3. Es posible que jugara un papel importante el que Hitler quisiera «probar» nuevas armas y soldados, pero no se debe exagerar la importancia que un motivo de este tipo puede tener para un «jugador de azar» como lo era Hitler. Para Hitler y para Mussolini, además del afán de notoriedad típico de los dictadores, un argumento tuvo gran importancia: el pensar qué consecuencias podría tener la victoria de una o de la otra parte. Es natural que regímenes étnico-nacionalistas, como los de Berlín y Roma, se inclinaran a tomar partido por el Franco antisocialista y antidemocrático, mientras la Rusia de Stalin apoyaba a la República izquierdista. Los dos bloques de poder -el bolchevique y el nazi-fascista-, al pretender que España se convirtiera en una dictadura roja o fascista, actuaban con una lógica que correspondía a sus intereses. Y los dos bloques podían apoyarse en fuerzas y en potenciales realmente existentes dentro del pueblo español.

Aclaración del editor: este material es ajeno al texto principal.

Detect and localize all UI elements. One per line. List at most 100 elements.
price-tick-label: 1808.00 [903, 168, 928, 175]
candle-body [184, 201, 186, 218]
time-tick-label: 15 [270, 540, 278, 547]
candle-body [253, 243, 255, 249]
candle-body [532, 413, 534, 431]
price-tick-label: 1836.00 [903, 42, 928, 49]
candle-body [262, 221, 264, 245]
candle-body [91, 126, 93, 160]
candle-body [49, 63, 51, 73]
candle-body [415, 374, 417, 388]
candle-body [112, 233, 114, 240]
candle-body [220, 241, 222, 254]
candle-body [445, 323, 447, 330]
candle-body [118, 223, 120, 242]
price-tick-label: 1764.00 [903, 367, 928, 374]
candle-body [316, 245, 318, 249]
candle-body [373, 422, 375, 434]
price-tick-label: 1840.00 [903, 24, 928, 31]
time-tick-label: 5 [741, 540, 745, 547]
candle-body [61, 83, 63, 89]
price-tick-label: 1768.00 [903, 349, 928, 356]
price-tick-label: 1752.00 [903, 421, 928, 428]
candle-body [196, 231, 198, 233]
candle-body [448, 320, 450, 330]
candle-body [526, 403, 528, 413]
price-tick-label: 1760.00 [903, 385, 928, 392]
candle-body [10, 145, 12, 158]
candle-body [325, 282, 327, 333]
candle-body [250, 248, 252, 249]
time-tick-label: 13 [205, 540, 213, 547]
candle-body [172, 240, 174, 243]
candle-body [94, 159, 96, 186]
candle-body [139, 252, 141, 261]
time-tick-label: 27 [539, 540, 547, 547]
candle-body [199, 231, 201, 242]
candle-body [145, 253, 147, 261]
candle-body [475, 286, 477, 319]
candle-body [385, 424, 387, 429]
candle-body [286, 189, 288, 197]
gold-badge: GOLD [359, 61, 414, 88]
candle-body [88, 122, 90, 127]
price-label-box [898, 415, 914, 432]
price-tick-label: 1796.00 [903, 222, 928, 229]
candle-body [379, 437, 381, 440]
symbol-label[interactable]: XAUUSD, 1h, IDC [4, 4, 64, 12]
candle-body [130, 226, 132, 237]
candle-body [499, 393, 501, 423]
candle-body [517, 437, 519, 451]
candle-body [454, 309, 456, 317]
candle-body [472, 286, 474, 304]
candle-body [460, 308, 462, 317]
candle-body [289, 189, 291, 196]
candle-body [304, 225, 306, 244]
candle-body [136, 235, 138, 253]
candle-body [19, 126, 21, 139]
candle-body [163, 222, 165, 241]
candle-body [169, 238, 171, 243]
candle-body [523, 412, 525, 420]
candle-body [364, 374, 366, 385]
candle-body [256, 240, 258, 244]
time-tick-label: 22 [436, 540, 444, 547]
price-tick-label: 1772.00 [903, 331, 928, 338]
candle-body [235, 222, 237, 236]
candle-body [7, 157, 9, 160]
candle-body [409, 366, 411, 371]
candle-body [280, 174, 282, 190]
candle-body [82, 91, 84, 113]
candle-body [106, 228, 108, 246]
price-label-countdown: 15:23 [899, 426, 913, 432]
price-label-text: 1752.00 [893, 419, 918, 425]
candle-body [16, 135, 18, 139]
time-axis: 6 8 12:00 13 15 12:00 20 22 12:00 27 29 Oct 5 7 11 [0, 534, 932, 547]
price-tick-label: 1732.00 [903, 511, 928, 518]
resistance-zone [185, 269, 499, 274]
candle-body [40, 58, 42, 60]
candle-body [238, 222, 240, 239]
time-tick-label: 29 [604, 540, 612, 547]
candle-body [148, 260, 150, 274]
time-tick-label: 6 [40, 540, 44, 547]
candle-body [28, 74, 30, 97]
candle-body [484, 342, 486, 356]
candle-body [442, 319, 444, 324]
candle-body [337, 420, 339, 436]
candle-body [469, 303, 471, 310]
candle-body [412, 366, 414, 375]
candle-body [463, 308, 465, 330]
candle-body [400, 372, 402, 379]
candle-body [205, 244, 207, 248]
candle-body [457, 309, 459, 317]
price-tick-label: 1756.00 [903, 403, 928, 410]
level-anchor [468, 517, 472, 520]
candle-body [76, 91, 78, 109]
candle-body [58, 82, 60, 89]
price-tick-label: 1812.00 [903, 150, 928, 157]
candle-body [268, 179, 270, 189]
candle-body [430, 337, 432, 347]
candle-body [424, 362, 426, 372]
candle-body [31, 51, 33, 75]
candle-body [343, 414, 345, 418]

4. Con total desacierto político, sin embargo, actuaron las democracias occidentales -Inglaterra y sobre todo Franciacuando intentaron defender, además, con medios totalmente insuficientes, algo que ni siquiera existía: una República parlamentaria libre e intacta. España no lo era. La decisión que se había de adoptar no se refería a una democracia como la del año 1776 ó 1789, sino que tenía que ver, sobre todo una vez comenzada la contienda militar, con la siguiente cuestión: ¿Una España soviética, sí o no? La derrota de Franco -hay motivos para suponerlohubiera traído consigo una república soviético-socialista en España; cuando las democracias «verdaderas» empezaron a apoyar, con excesiva tibieza y demasiado tarde, la «falsa» democracia de Madrid, ya no estaban sirviendo ni a sí mismas ni a la causa de la libertad, sino tan sólo a Stalin y a sus fines.

5. Aunque fuera cierto -como suele afirmarse- que la ayuda de Hitler y de Mussolini hizo posible la victoria de Franco, este hecho no haría mejores a aquéllos ni peor a éste. Pero durante decenios dificultó la situación de la España de Franco en Europa, siendo la causa de que los «maestrillos de la historia» lo descalificaran. Sin embargo, podemos partir de la base de que, después de la Segunda Guerra Mundial, en Alemania, Francia e Inglaterra (y más aún en los Estados Unidos) no había casi nadie que quisiera que la Península Ibérica se hubiese convertido en una avanzadilla soviética (7).

6. Cuando terminó la Guerra con la entrada de los tropas «nacionales» en Madrid (una guerra que había durado tres años), la tierra de la patria común había acogido a más de un cuarto de millón de muertos. Konetzke escribe: «Son más las víctimas -en ambos bandos- de actos terroristas y de juicios sumarios que de los caídos en los campos de batalla» (8).

Un juicio histórico sobre Franco, sobre el Estado que él concibió y realizó y sobre los casi cuarenta años de su gobierno no son ni pueden ser tema de este libro; además, aún no es posible analizar esa época con la necesaria objetividad.